Rubbia has made similar statements, based on the same “logic.”  The rationalization for the claim that U233 is “too difficult to handle” is the supposed presence of U232, an isotope of uranium with a half-life of about 69 years, one of whose daughters (elements in its decay chain) emits a highly energetic and penetrating, and hence deadly, gamma ray.  In fact, avoiding the production of U232 in accelerator-driven reactors would be a piece of cake.  Rubbia and Lillestol must know this, making it all the more incomprehensible that they dare to foist such whoppers on unsuspecting newspaper editors.
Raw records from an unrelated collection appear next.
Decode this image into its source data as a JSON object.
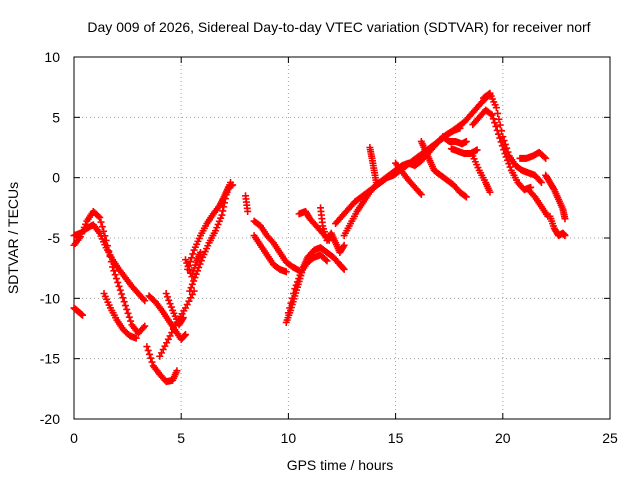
{
  "chart_data": {
    "type": "scatter",
    "title": "Day 009 of 2026, Sidereal Day-to-day VTEC variation (SDTVAR) for receiver norf",
    "xlabel": "GPS time / hours",
    "ylabel": "SDTVAR / TECUs",
    "xlim": [
      0,
      25
    ],
    "ylim": [
      -20,
      10
    ],
    "xticks": [
      0,
      5,
      10,
      15,
      20,
      25
    ],
    "yticks": [
      -20,
      -15,
      -10,
      -5,
      0,
      5,
      10
    ],
    "xtick_labels": [
      "0",
      "5",
      "10",
      "15",
      "20",
      "25"
    ],
    "ytick_labels": [
      "-20",
      "-15",
      "-10",
      "-5",
      "0",
      "5",
      "10"
    ],
    "grid": true,
    "marker": "+",
    "colors": {
      "series": "#ff0000",
      "grid": "#a0a0a0",
      "axis": "#000000"
    },
    "series": [
      {
        "points": [
          [
            0.0,
            -4.8
          ],
          [
            0.3,
            -4.6
          ],
          [
            0.6,
            -4.2
          ],
          [
            0.9,
            -3.9
          ],
          [
            1.2,
            -4.6
          ],
          [
            1.5,
            -5.8
          ],
          [
            1.8,
            -6.8
          ],
          [
            2.1,
            -7.6
          ],
          [
            2.4,
            -8.3
          ],
          [
            2.7,
            -9.0
          ],
          [
            3.0,
            -9.6
          ],
          [
            3.3,
            -10.2
          ]
        ]
      },
      {
        "points": [
          [
            0.0,
            -5.6
          ],
          [
            0.3,
            -4.9
          ],
          [
            0.6,
            -3.6
          ],
          [
            0.9,
            -2.8
          ],
          [
            1.2,
            -3.3
          ],
          [
            1.5,
            -5.2
          ],
          [
            1.8,
            -7.4
          ],
          [
            2.1,
            -9.0
          ],
          [
            2.4,
            -10.6
          ],
          [
            2.7,
            -12.2
          ],
          [
            3.0,
            -12.9
          ],
          [
            3.3,
            -12.3
          ]
        ]
      },
      {
        "points": [
          [
            0.0,
            -10.8
          ],
          [
            0.2,
            -11.1
          ],
          [
            0.4,
            -11.4
          ]
        ]
      },
      {
        "points": [
          [
            1.4,
            -9.6
          ],
          [
            1.7,
            -10.8
          ],
          [
            2.0,
            -11.8
          ],
          [
            2.3,
            -12.6
          ],
          [
            2.6,
            -13.1
          ],
          [
            2.9,
            -13.3
          ]
        ]
      },
      {
        "points": [
          [
            3.4,
            -14.0
          ],
          [
            3.7,
            -15.6
          ],
          [
            4.0,
            -16.3
          ],
          [
            4.3,
            -16.9
          ],
          [
            4.6,
            -16.8
          ],
          [
            4.8,
            -16.0
          ]
        ]
      },
      {
        "points": [
          [
            4.0,
            -14.8
          ],
          [
            4.4,
            -13.4
          ],
          [
            4.8,
            -12.0
          ],
          [
            5.2,
            -10.8
          ],
          [
            5.6,
            -9.4
          ]
        ]
      },
      {
        "points": [
          [
            3.5,
            -9.8
          ],
          [
            3.8,
            -10.3
          ],
          [
            4.1,
            -11.0
          ],
          [
            4.4,
            -11.8
          ],
          [
            4.7,
            -12.6
          ],
          [
            5.0,
            -13.4
          ],
          [
            5.2,
            -13.0
          ]
        ]
      },
      {
        "points": [
          [
            4.3,
            -9.6
          ],
          [
            4.6,
            -11.0
          ],
          [
            4.9,
            -12.2
          ],
          [
            5.1,
            -11.6
          ]
        ]
      },
      {
        "points": [
          [
            5.3,
            -7.6
          ],
          [
            5.6,
            -6.0
          ],
          [
            5.9,
            -4.8
          ],
          [
            6.2,
            -3.8
          ],
          [
            6.5,
            -3.0
          ],
          [
            6.8,
            -2.3
          ],
          [
            7.0,
            -1.6
          ],
          [
            7.2,
            -0.8
          ],
          [
            7.4,
            -0.6
          ]
        ]
      },
      {
        "points": [
          [
            5.4,
            -9.4
          ],
          [
            5.7,
            -8.0
          ],
          [
            6.0,
            -6.6
          ],
          [
            6.3,
            -5.4
          ],
          [
            6.6,
            -4.4
          ],
          [
            6.9,
            -3.1
          ],
          [
            7.1,
            -1.4
          ],
          [
            7.3,
            -0.4
          ]
        ]
      },
      {
        "points": [
          [
            5.2,
            -6.8
          ],
          [
            5.5,
            -8.2
          ],
          [
            5.7,
            -7.0
          ],
          [
            5.9,
            -6.2
          ]
        ]
      },
      {
        "points": [
          [
            8.0,
            -1.5
          ],
          [
            8.1,
            -2.8
          ]
        ]
      },
      {
        "points": [
          [
            8.4,
            -3.6
          ],
          [
            8.7,
            -4.0
          ],
          [
            9.0,
            -4.8
          ],
          [
            9.3,
            -5.4
          ],
          [
            9.6,
            -6.2
          ],
          [
            9.9,
            -7.0
          ],
          [
            10.2,
            -7.4
          ],
          [
            10.5,
            -7.7
          ]
        ]
      },
      {
        "points": [
          [
            8.4,
            -4.8
          ],
          [
            8.7,
            -5.6
          ],
          [
            9.0,
            -6.4
          ],
          [
            9.3,
            -7.2
          ],
          [
            9.6,
            -7.6
          ],
          [
            9.9,
            -7.8
          ]
        ]
      },
      {
        "points": [
          [
            9.9,
            -12.0
          ],
          [
            10.1,
            -11.0
          ],
          [
            10.3,
            -9.8
          ],
          [
            10.5,
            -8.6
          ],
          [
            10.7,
            -7.4
          ],
          [
            10.9,
            -6.6
          ],
          [
            11.2,
            -6.0
          ],
          [
            11.5,
            -5.8
          ],
          [
            11.8,
            -6.2
          ],
          [
            12.1,
            -6.6
          ],
          [
            12.4,
            -7.2
          ],
          [
            12.6,
            -7.6
          ]
        ]
      },
      {
        "points": [
          [
            10.0,
            -11.2
          ],
          [
            10.3,
            -9.2
          ],
          [
            10.6,
            -7.8
          ],
          [
            10.9,
            -7.0
          ],
          [
            11.2,
            -6.6
          ],
          [
            11.5,
            -6.4
          ],
          [
            11.8,
            -6.9
          ]
        ]
      },
      {
        "points": [
          [
            10.5,
            -3.0
          ],
          [
            10.8,
            -2.8
          ],
          [
            11.0,
            -3.4
          ],
          [
            11.3,
            -4.0
          ],
          [
            11.6,
            -4.6
          ],
          [
            11.9,
            -5.2
          ]
        ]
      },
      {
        "points": [
          [
            11.5,
            -2.5
          ],
          [
            11.6,
            -4.0
          ],
          [
            11.8,
            -5.2
          ],
          [
            12.0,
            -4.6
          ],
          [
            12.2,
            -5.4
          ],
          [
            12.4,
            -6.2
          ],
          [
            12.6,
            -5.6
          ]
        ]
      },
      {
        "points": [
          [
            12.2,
            -3.8
          ],
          [
            12.5,
            -3.2
          ],
          [
            12.8,
            -2.6
          ],
          [
            13.1,
            -2.0
          ],
          [
            13.4,
            -1.6
          ],
          [
            13.7,
            -1.2
          ],
          [
            14.0,
            -0.8
          ],
          [
            14.3,
            -0.4
          ],
          [
            14.6,
            0.0
          ],
          [
            14.9,
            0.2
          ],
          [
            15.2,
            0.6
          ],
          [
            15.5,
            1.0
          ],
          [
            15.8,
            1.4
          ],
          [
            16.1,
            1.8
          ],
          [
            16.4,
            2.2
          ],
          [
            16.7,
            2.6
          ],
          [
            17.0,
            3.0
          ],
          [
            17.3,
            3.4
          ],
          [
            17.6,
            3.8
          ],
          [
            17.9,
            4.2
          ],
          [
            18.2,
            4.6
          ],
          [
            18.5,
            5.2
          ],
          [
            18.8,
            5.8
          ],
          [
            19.1,
            6.4
          ],
          [
            19.4,
            6.9
          ]
        ]
      },
      {
        "points": [
          [
            12.6,
            -4.8
          ],
          [
            12.9,
            -3.8
          ],
          [
            13.2,
            -2.8
          ],
          [
            13.5,
            -2.0
          ],
          [
            13.8,
            -1.2
          ],
          [
            14.1,
            -0.6
          ],
          [
            14.4,
            -0.2
          ],
          [
            14.7,
            0.2
          ],
          [
            15.0,
            0.6
          ],
          [
            15.3,
            1.0
          ],
          [
            15.6,
            1.2
          ],
          [
            15.9,
            1.0
          ],
          [
            16.2,
            1.4
          ],
          [
            16.5,
            2.0
          ],
          [
            16.8,
            2.6
          ],
          [
            17.1,
            3.2
          ],
          [
            17.4,
            3.6
          ],
          [
            17.7,
            3.9
          ],
          [
            18.0,
            4.1
          ]
        ]
      },
      {
        "points": [
          [
            13.8,
            2.5
          ],
          [
            13.9,
            1.6
          ],
          [
            14.0,
            0.6
          ],
          [
            14.1,
            -0.4
          ]
        ]
      },
      {
        "points": [
          [
            15.0,
            1.2
          ],
          [
            15.3,
            0.5
          ],
          [
            15.6,
            -0.2
          ],
          [
            15.9,
            -0.8
          ],
          [
            16.2,
            -1.4
          ]
        ]
      },
      {
        "points": [
          [
            16.2,
            3.0
          ],
          [
            16.4,
            2.2
          ],
          [
            16.6,
            1.4
          ],
          [
            16.8,
            0.6
          ],
          [
            17.1,
            0.2
          ],
          [
            17.4,
            -0.2
          ],
          [
            17.7,
            -0.6
          ],
          [
            18.0,
            -1.2
          ],
          [
            18.3,
            -1.6
          ]
        ]
      },
      {
        "points": [
          [
            17.2,
            3.4
          ],
          [
            17.5,
            3.0
          ],
          [
            17.8,
            3.0
          ],
          [
            18.1,
            2.8
          ],
          [
            18.3,
            3.0
          ]
        ]
      },
      {
        "points": [
          [
            17.6,
            2.4
          ],
          [
            17.9,
            2.2
          ],
          [
            18.2,
            2.0
          ],
          [
            18.5,
            2.0
          ],
          [
            18.8,
            2.3
          ]
        ]
      },
      {
        "points": [
          [
            18.6,
            4.4
          ],
          [
            18.9,
            5.0
          ],
          [
            19.2,
            5.6
          ],
          [
            19.5,
            5.2
          ],
          [
            19.8,
            3.6
          ],
          [
            20.1,
            2.0
          ],
          [
            20.4,
            0.6
          ],
          [
            20.7,
            -0.4
          ],
          [
            21.0,
            -1.0
          ],
          [
            21.3,
            -0.8
          ]
        ]
      },
      {
        "points": [
          [
            19.1,
            6.6
          ],
          [
            19.4,
            7.0
          ],
          [
            19.7,
            5.8
          ],
          [
            20.0,
            3.4
          ],
          [
            20.3,
            1.8
          ],
          [
            20.6,
            1.0
          ],
          [
            20.9,
            0.6
          ],
          [
            21.2,
            0.4
          ],
          [
            21.5,
            0.2
          ],
          [
            21.8,
            -0.4
          ]
        ]
      },
      {
        "points": [
          [
            18.6,
            1.8
          ],
          [
            18.9,
            0.6
          ],
          [
            19.2,
            -0.4
          ],
          [
            19.4,
            -1.2
          ]
        ]
      },
      {
        "points": [
          [
            20.8,
            1.6
          ],
          [
            21.1,
            1.6
          ],
          [
            21.4,
            1.8
          ],
          [
            21.7,
            2.1
          ],
          [
            22.0,
            1.6
          ]
        ]
      },
      {
        "points": [
          [
            21.2,
            -1.0
          ],
          [
            21.5,
            -1.6
          ],
          [
            21.8,
            -2.4
          ],
          [
            22.1,
            -3.2
          ]
        ]
      },
      {
        "points": [
          [
            22.0,
            0.2
          ],
          [
            22.2,
            -0.4
          ],
          [
            22.4,
            -1.0
          ],
          [
            22.6,
            -1.8
          ],
          [
            22.8,
            -2.6
          ],
          [
            22.9,
            -3.4
          ]
        ]
      },
      {
        "points": [
          [
            22.2,
            -3.2
          ],
          [
            22.4,
            -4.2
          ],
          [
            22.6,
            -4.8
          ],
          [
            22.8,
            -4.6
          ],
          [
            22.9,
            -4.8
          ]
        ]
      }
    ]
  }
}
Only one neutron absorption is needed for the production of U233 from naturally occurring Th232.  Two are needed to produce U232.  Thus, one way to keep the level of U232 within manageable levels is to simply extract the U233 before much U232 has a chance to form.  However, there’s an even easier way.  Very energetic neutrons, with energies above a threshold of around 6 million electron volts, are necessary to produce U232.  Not many fission neutrons have that much energy, and slowing down the ones that do is simple.  Simply pass them through a “moderator” rich in hydrogen or some other light element.  Think of billiard balls.  If one of them going at a good clip hits another dead on, it stops, imparting its energy to the second ball.  Neutrons and the proton nuclei of hydrogen atoms have nearly the same mass, so the same thing can happen when they collide.  A fast neutron will typically lose a large fraction of its energy in such a collision.  In other words, the “secret” of avoiding the production of dangerous levels of U232 is as simple as passing the neutrons through a layer of hydrogen-rich material such as paraffin before allowing them to interact with the thorium.  All this should hardly come as a surprise to people like Rubbia and Lillestol.  It’s been old hat in the literature for a long time.  For a more detailed treatment, see, for example, U-232 and the Proliferation-Resistance of U-233 in Spent Fuel, a paper that appeared in the journal Science and Global Security back in 2001.
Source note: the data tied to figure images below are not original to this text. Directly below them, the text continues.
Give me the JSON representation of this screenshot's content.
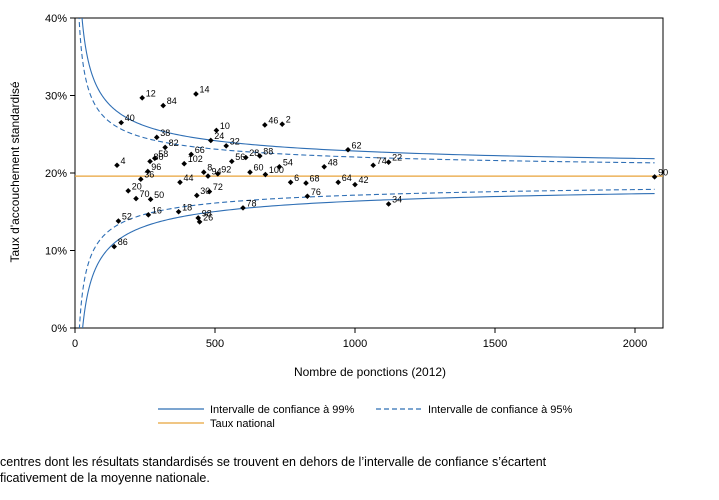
{
  "chart_data": {
    "type": "scatter",
    "xlabel": "Nombre de ponctions (2012)",
    "ylabel": "Taux d'accouchement standardisé",
    "xlim": [
      0,
      2100
    ],
    "ylim": [
      0,
      40
    ],
    "xticks": [
      "0",
      "500",
      "1000",
      "1500",
      "2000"
    ],
    "yticks": [
      "0%",
      "10%",
      "20%",
      "30%",
      "40%"
    ],
    "national_rate": 19.6,
    "points": [
      {
        "label": "12",
        "x": 240,
        "y": 29.7
      },
      {
        "label": "84",
        "x": 315,
        "y": 28.7
      },
      {
        "label": "14",
        "x": 432,
        "y": 30.2
      },
      {
        "label": "40",
        "x": 165,
        "y": 26.5
      },
      {
        "label": "46",
        "x": 678,
        "y": 26.2
      },
      {
        "label": "2",
        "x": 740,
        "y": 26.3
      },
      {
        "label": "10",
        "x": 505,
        "y": 25.5
      },
      {
        "label": "38",
        "x": 292,
        "y": 24.6
      },
      {
        "label": "24",
        "x": 485,
        "y": 24.2
      },
      {
        "label": "62",
        "x": 975,
        "y": 23.0
      },
      {
        "label": "82",
        "x": 322,
        "y": 23.3
      },
      {
        "label": "32",
        "x": 540,
        "y": 23.5
      },
      {
        "label": "66",
        "x": 415,
        "y": 22.4
      },
      {
        "label": "28",
        "x": 610,
        "y": 22.0
      },
      {
        "label": "88",
        "x": 660,
        "y": 22.2
      },
      {
        "label": "80",
        "x": 268,
        "y": 21.5
      },
      {
        "label": "58",
        "x": 285,
        "y": 21.9
      },
      {
        "label": "4",
        "x": 150,
        "y": 21.0
      },
      {
        "label": "102",
        "x": 390,
        "y": 21.2
      },
      {
        "label": "56",
        "x": 560,
        "y": 21.5
      },
      {
        "label": "54",
        "x": 730,
        "y": 20.8
      },
      {
        "label": "48",
        "x": 890,
        "y": 20.8
      },
      {
        "label": "74",
        "x": 1065,
        "y": 21.0
      },
      {
        "label": "22",
        "x": 1120,
        "y": 21.4
      },
      {
        "label": "96",
        "x": 260,
        "y": 20.2
      },
      {
        "label": "8",
        "x": 460,
        "y": 20.1
      },
      {
        "label": "60",
        "x": 625,
        "y": 20.1
      },
      {
        "label": "94",
        "x": 475,
        "y": 19.6
      },
      {
        "label": "92",
        "x": 510,
        "y": 19.9
      },
      {
        "label": "100",
        "x": 680,
        "y": 19.8
      },
      {
        "label": "90",
        "x": 2070,
        "y": 19.5
      },
      {
        "label": "36",
        "x": 235,
        "y": 19.2
      },
      {
        "label": "44",
        "x": 375,
        "y": 18.8
      },
      {
        "label": "6",
        "x": 770,
        "y": 18.8
      },
      {
        "label": "68",
        "x": 825,
        "y": 18.7
      },
      {
        "label": "64",
        "x": 940,
        "y": 18.8
      },
      {
        "label": "42",
        "x": 1000,
        "y": 18.5
      },
      {
        "label": "20",
        "x": 190,
        "y": 17.7
      },
      {
        "label": "30",
        "x": 435,
        "y": 17.1
      },
      {
        "label": "72",
        "x": 480,
        "y": 17.6
      },
      {
        "label": "70",
        "x": 218,
        "y": 16.7
      },
      {
        "label": "50",
        "x": 270,
        "y": 16.6
      },
      {
        "label": "76",
        "x": 830,
        "y": 17.0
      },
      {
        "label": "34",
        "x": 1120,
        "y": 16.0
      },
      {
        "label": "18",
        "x": 370,
        "y": 15.0
      },
      {
        "label": "78",
        "x": 600,
        "y": 15.5
      },
      {
        "label": "52",
        "x": 155,
        "y": 13.8
      },
      {
        "label": "16",
        "x": 262,
        "y": 14.6
      },
      {
        "label": "98",
        "x": 440,
        "y": 14.2
      },
      {
        "label": "26",
        "x": 445,
        "y": 13.7
      },
      {
        "label": "86",
        "x": 140,
        "y": 10.5
      }
    ],
    "legend": [
      {
        "label": "Intervalle de confiance à 99%",
        "style": "solid"
      },
      {
        "label": "Intervalle de confiance à 95%",
        "style": "dashed"
      },
      {
        "label": "Taux national",
        "style": "national"
      }
    ],
    "colors": {
      "ci": "#2f6fb5",
      "national": "#e8a33a",
      "points": "#000000"
    }
  },
  "caption": {
    "line1": "centres dont les résultats standardisés se trouvent en dehors de l’intervalle de confiance s’écartent",
    "line2": "ficativement de la moyenne nationale."
  }
}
In other words, the idea that “it is almost impossible to make nuclear weapons out of thorium” is a pipe dream.  That does not necessarily mean that thorium technology should be rejected root and branch.  It will always be necessary to exercise extreme care to insure that U233 isn’t diverted for illicit purposes.  However, managing the risk will be considerably easier in “conventional” thorium breeders, which rely on assembling a critical mass to supply the necessary source of neutrons.  Such reactors have already been built and successfully operated for years.  The U233 they produce will always be mixed with highly radioactive fission products, and can also be “denatured” by mixing it with U238, from which it cannot be separated using simple chemistry.  Such reactors would produce few of the transuranic actinides that are the main culprits in nuclear waste, potentially requiring it to be stored securely for millennia.  They could also consume the actinides produced in the current generation of reactors, so that the remaining waste could potentially become less radioactive than the original uranium ore in a few hundred years, instead of many thousands.
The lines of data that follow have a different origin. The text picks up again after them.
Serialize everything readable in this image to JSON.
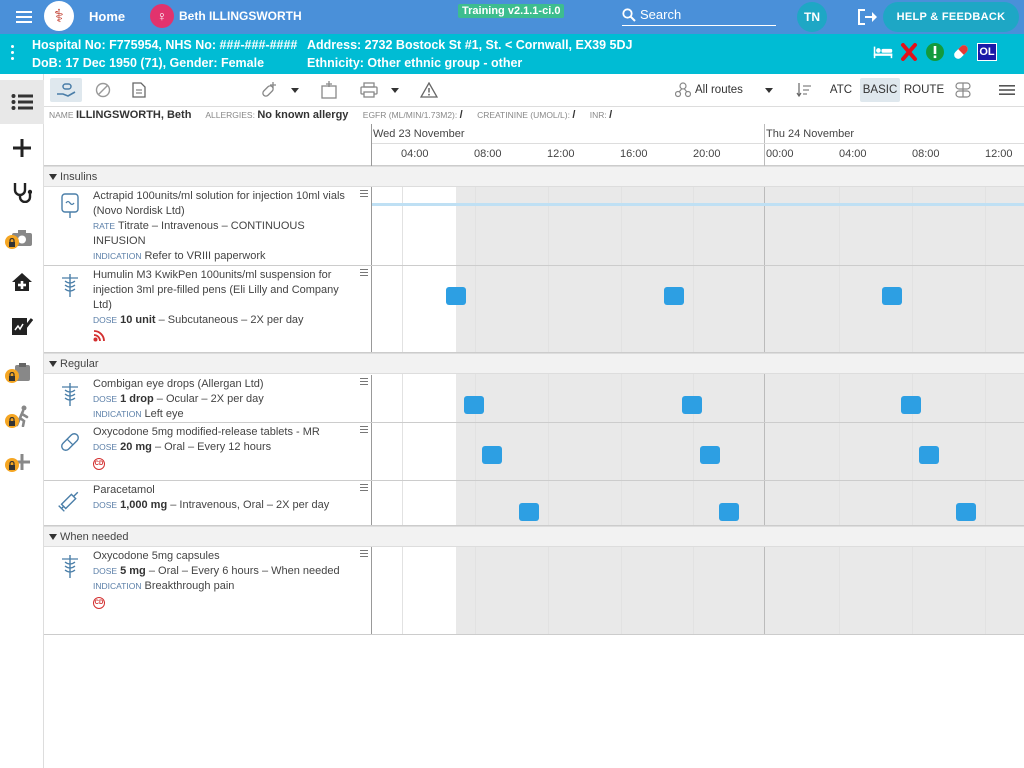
{
  "header": {
    "home_label": "Home",
    "patient_name": "Beth ILLINGSWORTH",
    "training_label": "Training v2.1.1-ci.0",
    "search_label": "Search",
    "user_initials": "TN",
    "help_label": "HELP & FEEDBACK"
  },
  "patient": {
    "line1_left": "Hospital No: F775954, NHS No: ###-###-####",
    "line2_left": "DoB: 17 Dec 1950 (71), Gender: Female",
    "line1_right": "Address: 2732 Bostock St #1, St. < Cornwall, EX39 5DJ",
    "line2_right": "Ethnicity: Other ethnic group - other",
    "ol_label": "OL"
  },
  "toolbar": {
    "routes_label": "All routes",
    "atc_label": "ATC",
    "basic_label": "BASIC",
    "route_label": "ROUTE"
  },
  "info": {
    "name_label": "NAME",
    "name_value": "ILLINGSWORTH, Beth",
    "allergies_label": "ALLERGIES:",
    "allergies_value": "No known allergy",
    "egfr_label": "EGFR (ML/MIN/1.73M2):",
    "egfr_value": "/",
    "creat_label": "CREATININE (UMOL/L):",
    "creat_value": "/",
    "inr_label": "INR:",
    "inr_value": "/"
  },
  "timeline": {
    "day1": "Wed 23 November",
    "day2": "Thu 24 November",
    "ticks": [
      "04:00",
      "08:00",
      "12:00",
      "16:00",
      "20:00",
      "00:00",
      "04:00",
      "08:00",
      "12:00"
    ]
  },
  "sections": {
    "insulins": "Insulins",
    "regular": "Regular",
    "when_needed": "When needed"
  },
  "drugs": {
    "actrapid": {
      "name": "Actrapid 100units/ml solution for injection 10ml vials (Novo Nordisk Ltd)",
      "rate_label": "RATE",
      "rate_value": "Titrate – Intravenous – CONTINUOUS INFUSION",
      "ind_label": "INDICATION",
      "ind_value": "Refer to VRIII paperwork"
    },
    "humulin": {
      "name": "Humulin M3 KwikPen 100units/ml suspension for injection 3ml pre-filled pens (Eli Lilly and Company Ltd)",
      "dose_label": "DOSE",
      "dose_bold": "10 unit",
      "dose_rest": "– Subcutaneous – 2X per day"
    },
    "combigan": {
      "name": "Combigan eye drops (Allergan Ltd)",
      "dose_label": "DOSE",
      "dose_bold": "1 drop",
      "dose_rest": "– Ocular – 2X per day",
      "ind_label": "INDICATION",
      "ind_value": "Left eye"
    },
    "oxy_mr": {
      "name": "Oxycodone 5mg modified-release tablets - MR",
      "dose_label": "DOSE",
      "dose_bold": "20 mg",
      "dose_rest": "– Oral – Every 12 hours",
      "cd_label": "CD"
    },
    "paracetamol": {
      "name": "Paracetamol",
      "dose_label": "DOSE",
      "dose_bold": "1,000 mg",
      "dose_rest": "– Intravenous, Oral – 2X per day"
    },
    "oxy_caps": {
      "name": "Oxycodone 5mg capsules",
      "dose_label": "DOSE",
      "dose_bold": "5 mg",
      "dose_rest": "– Oral – Every 6 hours – When needed",
      "ind_label": "INDICATION",
      "ind_value": "Breakthrough pain",
      "cd_label": "CD"
    }
  },
  "colors": {
    "topbar": "#4a90d9",
    "patient_banner": "#00bcd4",
    "dose_marker": "#2d9fe3",
    "infusion_line": "#bfe0f4"
  }
}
If, on the other hand, the accelerators necessary to provide the neutron source for Dr. Rubbia’s subcritical facilities were to become readily available, they would be much easier to hide than conventional reactors, could be configured to produce U233 with almost no U232 contamination, and with much less radioactive fission product contamination.  In other words, they would constitute an unacceptable risk for the proliferation of nuclear weapons.  One must hope that the world will wake up in time to recognize the threat.